Deals in the supplement space are heating up. That’s why it’s important to remember to pay attention to details like Extended Reporting Provision (“ERP”) or “tail” coverage options available in insurance policies that can protect the business going forward in the event of claims.
Liability insurance for supplement raw materials suppliers, contract manufacturers and retailers is offered on a “claims made” basis almost exclusively. When a dietary supplement company is acquired, the Seller–and the Buyer– need to be aware of the uniqueness of how the claims made coverage must be structured around the transaction, so as to protect both of them after the deal closes.
Central to understanding this subject is the coverage trigger for claims made insurance. A policy has to be in effect when the claim is made against the supplement company, not necessarily when the claim actually occurred. Often there is a long delay between when a claim happens and when a lawsuit is filed. With claims made coverage if no claims made policy is in force when the claim comes in, there is no coverage, regardless of when it occurred.
Many M&A deals are “assets only” acquisitions these days, reinforcing the importance of covering the Seller, who is left with past liabilities as part of the transaction. That means the Seller retains the liabilities—including future claims that come in from something that happened when he DID own the company, This is usually backed up by an indemnity agreement from Seller to Buyer in the agreement of sale.
The first inclination of the Seller is to cancel his liability policy on the closing date because ostensibly he doesn’t need it anymore. Not so with a claims made policy. If Seller does that and does not exercise the Extended Reporting Provision (“ERP”) or “tail” coverage option in his policy, he will have no policy if a claim comes in, and thus no coverage.

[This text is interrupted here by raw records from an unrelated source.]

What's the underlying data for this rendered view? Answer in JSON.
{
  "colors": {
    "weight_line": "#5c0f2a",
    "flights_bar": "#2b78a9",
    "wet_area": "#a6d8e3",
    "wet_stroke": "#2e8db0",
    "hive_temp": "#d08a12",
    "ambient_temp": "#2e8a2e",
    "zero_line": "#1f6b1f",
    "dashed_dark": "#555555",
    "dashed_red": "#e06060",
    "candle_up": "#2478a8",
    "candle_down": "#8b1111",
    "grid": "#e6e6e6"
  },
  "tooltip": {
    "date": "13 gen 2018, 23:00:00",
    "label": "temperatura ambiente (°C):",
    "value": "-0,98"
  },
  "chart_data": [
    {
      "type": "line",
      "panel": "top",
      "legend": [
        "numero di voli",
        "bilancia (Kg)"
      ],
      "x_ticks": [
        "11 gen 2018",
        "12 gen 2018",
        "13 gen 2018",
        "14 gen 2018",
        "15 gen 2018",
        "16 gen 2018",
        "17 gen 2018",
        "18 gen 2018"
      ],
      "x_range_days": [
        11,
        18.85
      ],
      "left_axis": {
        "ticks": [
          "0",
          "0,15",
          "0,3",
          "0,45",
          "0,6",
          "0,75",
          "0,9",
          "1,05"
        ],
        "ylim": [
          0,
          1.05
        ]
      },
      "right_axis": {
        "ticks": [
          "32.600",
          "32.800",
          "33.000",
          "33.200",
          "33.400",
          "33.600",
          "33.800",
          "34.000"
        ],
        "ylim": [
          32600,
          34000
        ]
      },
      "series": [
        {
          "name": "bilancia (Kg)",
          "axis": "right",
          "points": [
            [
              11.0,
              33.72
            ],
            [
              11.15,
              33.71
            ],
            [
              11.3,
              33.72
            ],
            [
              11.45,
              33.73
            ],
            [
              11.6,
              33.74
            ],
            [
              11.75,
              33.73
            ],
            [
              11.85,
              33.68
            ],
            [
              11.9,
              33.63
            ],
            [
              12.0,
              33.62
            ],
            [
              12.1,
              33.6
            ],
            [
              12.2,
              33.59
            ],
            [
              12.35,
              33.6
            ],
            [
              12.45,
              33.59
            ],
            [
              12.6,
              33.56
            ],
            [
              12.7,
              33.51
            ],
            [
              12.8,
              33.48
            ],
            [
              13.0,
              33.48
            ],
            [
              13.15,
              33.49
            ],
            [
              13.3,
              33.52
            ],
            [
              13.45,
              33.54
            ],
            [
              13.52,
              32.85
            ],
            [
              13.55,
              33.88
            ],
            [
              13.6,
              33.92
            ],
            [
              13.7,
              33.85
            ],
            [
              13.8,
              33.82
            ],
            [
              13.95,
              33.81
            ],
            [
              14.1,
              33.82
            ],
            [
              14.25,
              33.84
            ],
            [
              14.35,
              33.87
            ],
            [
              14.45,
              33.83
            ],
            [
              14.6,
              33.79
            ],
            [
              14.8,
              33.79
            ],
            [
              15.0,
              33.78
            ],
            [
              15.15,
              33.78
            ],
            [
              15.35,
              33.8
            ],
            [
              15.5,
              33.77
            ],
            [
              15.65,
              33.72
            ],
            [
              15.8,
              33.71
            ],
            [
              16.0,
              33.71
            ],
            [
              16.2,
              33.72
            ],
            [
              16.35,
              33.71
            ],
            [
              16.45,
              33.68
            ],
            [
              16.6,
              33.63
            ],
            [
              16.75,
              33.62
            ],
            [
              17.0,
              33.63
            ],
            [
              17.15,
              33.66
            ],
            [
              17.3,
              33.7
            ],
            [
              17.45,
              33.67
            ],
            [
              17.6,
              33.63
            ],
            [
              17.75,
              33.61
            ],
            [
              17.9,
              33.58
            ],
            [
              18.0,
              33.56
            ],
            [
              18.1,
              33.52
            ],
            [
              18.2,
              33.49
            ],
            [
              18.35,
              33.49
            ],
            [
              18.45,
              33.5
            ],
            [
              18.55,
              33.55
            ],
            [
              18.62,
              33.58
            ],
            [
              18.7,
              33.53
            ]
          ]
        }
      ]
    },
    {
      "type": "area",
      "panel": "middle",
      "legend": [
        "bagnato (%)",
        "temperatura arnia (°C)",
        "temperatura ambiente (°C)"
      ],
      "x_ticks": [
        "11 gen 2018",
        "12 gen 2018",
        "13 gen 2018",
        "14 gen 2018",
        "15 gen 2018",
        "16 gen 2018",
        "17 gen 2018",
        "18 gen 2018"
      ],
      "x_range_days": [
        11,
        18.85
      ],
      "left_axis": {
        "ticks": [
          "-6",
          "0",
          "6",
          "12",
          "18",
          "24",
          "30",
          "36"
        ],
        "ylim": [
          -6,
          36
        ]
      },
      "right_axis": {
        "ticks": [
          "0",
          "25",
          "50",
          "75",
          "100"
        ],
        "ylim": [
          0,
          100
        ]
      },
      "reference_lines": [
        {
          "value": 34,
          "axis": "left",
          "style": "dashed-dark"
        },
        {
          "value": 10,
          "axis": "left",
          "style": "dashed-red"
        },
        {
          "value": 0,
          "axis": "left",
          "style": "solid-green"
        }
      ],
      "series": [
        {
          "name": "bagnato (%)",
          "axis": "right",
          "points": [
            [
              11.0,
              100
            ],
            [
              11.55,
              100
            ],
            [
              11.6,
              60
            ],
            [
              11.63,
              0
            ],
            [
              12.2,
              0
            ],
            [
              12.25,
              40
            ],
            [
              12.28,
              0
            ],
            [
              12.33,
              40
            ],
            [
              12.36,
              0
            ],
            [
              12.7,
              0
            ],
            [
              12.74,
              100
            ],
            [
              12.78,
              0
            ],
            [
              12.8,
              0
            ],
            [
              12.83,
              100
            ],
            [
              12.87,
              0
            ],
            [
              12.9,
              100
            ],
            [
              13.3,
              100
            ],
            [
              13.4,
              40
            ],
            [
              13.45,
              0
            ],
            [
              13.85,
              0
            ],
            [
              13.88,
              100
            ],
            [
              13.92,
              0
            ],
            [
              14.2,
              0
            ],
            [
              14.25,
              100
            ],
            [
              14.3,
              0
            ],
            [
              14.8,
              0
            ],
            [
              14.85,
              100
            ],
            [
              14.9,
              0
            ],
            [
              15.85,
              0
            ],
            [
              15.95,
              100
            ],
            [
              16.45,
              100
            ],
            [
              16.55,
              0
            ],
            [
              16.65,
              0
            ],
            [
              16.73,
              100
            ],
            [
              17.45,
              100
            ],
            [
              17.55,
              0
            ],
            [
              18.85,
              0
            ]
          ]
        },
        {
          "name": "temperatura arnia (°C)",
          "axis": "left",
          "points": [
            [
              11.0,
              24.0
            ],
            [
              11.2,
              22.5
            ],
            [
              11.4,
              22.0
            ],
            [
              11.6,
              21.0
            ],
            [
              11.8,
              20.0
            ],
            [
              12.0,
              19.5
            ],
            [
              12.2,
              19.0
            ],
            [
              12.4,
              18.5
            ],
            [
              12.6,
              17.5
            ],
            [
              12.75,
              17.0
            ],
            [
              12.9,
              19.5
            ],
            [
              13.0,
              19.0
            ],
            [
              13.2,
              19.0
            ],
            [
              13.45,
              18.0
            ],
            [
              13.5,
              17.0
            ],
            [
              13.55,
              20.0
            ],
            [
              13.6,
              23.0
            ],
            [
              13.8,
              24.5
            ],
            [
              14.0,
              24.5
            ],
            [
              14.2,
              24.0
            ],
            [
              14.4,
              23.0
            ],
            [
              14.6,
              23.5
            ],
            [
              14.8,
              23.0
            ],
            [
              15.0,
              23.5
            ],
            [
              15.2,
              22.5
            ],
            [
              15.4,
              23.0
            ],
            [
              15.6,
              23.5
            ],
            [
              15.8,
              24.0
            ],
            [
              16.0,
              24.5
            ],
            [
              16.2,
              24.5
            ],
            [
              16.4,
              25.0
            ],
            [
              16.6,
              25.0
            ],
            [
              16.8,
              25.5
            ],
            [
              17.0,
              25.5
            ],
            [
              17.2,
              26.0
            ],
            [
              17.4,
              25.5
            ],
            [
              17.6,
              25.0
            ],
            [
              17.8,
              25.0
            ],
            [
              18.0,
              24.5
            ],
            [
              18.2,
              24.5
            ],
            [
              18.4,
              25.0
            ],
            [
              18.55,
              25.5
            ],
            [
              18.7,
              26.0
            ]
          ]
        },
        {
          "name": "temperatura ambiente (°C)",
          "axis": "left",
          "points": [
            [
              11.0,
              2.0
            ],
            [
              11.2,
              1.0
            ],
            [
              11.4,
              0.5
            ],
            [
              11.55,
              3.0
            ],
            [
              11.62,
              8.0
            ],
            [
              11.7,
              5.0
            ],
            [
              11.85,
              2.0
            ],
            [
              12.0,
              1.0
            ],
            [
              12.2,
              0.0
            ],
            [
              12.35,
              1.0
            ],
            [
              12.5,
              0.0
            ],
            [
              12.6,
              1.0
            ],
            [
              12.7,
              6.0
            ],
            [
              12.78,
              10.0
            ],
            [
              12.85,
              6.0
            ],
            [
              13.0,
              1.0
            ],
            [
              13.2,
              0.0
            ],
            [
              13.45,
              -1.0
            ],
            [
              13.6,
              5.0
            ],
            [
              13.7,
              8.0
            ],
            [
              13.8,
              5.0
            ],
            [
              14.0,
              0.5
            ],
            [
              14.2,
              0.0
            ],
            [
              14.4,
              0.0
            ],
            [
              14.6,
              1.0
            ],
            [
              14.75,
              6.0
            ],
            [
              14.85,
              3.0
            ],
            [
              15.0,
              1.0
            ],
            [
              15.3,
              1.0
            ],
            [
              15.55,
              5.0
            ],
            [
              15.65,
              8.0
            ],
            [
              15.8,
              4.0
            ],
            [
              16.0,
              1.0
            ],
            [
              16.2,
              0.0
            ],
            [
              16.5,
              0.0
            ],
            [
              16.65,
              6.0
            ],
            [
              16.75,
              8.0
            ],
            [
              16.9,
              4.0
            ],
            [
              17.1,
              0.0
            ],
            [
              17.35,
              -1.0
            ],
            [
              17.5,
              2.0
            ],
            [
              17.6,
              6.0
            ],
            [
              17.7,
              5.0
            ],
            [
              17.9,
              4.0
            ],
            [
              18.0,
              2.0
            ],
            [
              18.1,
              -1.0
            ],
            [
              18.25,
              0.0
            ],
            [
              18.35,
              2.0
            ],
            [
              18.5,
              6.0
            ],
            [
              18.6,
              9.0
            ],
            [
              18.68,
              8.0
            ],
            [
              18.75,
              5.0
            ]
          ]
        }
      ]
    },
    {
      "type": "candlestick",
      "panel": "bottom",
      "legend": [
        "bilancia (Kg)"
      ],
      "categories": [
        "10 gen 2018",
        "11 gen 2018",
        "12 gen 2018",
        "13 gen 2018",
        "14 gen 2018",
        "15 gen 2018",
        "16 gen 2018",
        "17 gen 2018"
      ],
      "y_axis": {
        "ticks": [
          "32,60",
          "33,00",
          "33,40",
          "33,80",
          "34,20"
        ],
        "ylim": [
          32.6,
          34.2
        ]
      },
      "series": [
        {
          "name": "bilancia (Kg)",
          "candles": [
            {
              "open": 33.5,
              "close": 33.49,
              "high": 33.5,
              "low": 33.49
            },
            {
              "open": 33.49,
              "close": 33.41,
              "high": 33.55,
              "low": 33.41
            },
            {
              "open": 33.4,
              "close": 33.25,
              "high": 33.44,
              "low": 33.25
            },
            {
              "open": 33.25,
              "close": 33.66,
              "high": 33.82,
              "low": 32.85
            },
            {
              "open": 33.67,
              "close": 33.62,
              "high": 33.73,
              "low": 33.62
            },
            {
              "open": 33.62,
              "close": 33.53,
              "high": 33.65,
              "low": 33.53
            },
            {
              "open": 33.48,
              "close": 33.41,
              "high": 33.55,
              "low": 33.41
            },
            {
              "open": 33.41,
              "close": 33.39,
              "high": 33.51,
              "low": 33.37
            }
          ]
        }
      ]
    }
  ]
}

Let’s use an example an injury that happened pre-close but is not made until six months after close. Remembering that it is the making of the claim that triggers the coverage, NOT when the injury occurred, at if the ERP coverage is NOT purchased by Seller:
-At the time the claim is made, the Seller will have no insurance coverage , and
-Neither will Buyer as their policy is going to effectively bar any claims that happened before the acquisition.
So in the absence of ERP coverage, neither party will have any insurance coverage for the claim. This is also why savvy Buyers will often require the Seller to purchase ERP coverage as part of the overall transaction, the fear being that if Seller is long gone and without coverage, the courts will assign him liability anyhow, in spite of the contractual agreement in the sale document that the claim should be paid by Seller.
ERP coverage for Sellers in a M&A deal should not be overlooked by either Seller or Buyer.